Toby – aged 16 – dropped all of the weight and appeared happy but really really wasn’t

I was slowly able to remove those disordered eating habits over time, but again, the control element became comfort eating which then became self-loathing and then fixation on weight and losing weight – and repeat, repeat, repeat.

Over the last couple of years I’ve had a few changes to my health and some of these are definitely weight related, also for the best part of 5 years I had been living with undiagnosed (at the time) severe sleep apnoea, diagnosed in August 2025, I recently started using a CPAP machine and it’s really helped me with energy levels and tiredness, and also made me realise what I’ve been doing over the last 5 years because of this.

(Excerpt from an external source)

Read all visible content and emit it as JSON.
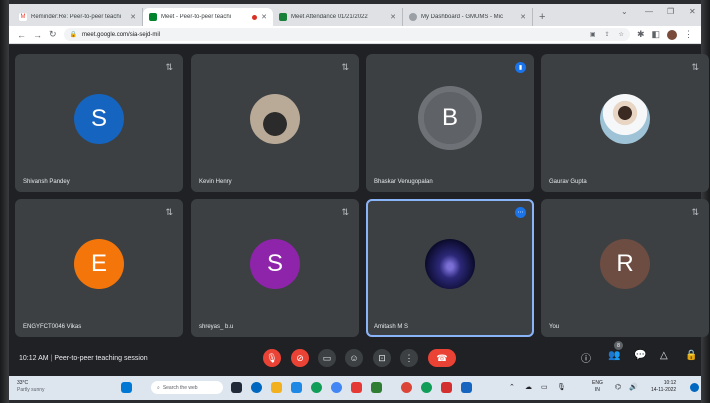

Being constantly tired and lethargic all of the time meant that I was always chasing for energy – comfort foods, things with lots of fat, salt and sugar – and they’d help me pull through part of the day but would always lead me into a massive crash afterwards, usually ending up with falling asleep during watching tv, cinema trips, etc – a horrid cycle of low energy, craving things to give me energy that doesn’t last and then burning out.

I also went through some incredible hard things in 2025 (I will be going a recap on this very soon) and this also reinforced the comfort eating aspect because again it became the one thing I could control, but all I was controlling was a slow and specific kind of self harm, eating myself to death.

In October I was diagnosed as pre-diabetic and this was another wake up call that I was really not doing well – I started CPAP in December and also attend regular group meetings to help me try to reverse my pre-diabetic status and it’s really made me look at my relationship with food, and because of the CPAP therapy, I’m not constantly tired and chasing quick energy fixes and I’m being more considered about what I’m eating and how much and it’s really helping me.

I’ve lost some weight already, slowly but it’s going down and I’m hopeful that this will continue going forward, I have considered things like weight-loss injections but I think I’m afraid of them, maybe I should talk to someone qualified to see if they might be suitable and supportive in my health journey.

But as of today, I’m looking forward to relearning my relationship with food and learning to be more aware of what my body needs (turns out it needed sleep!) and how to not go too far into controlled patterns of eating, I feel truly positive about this.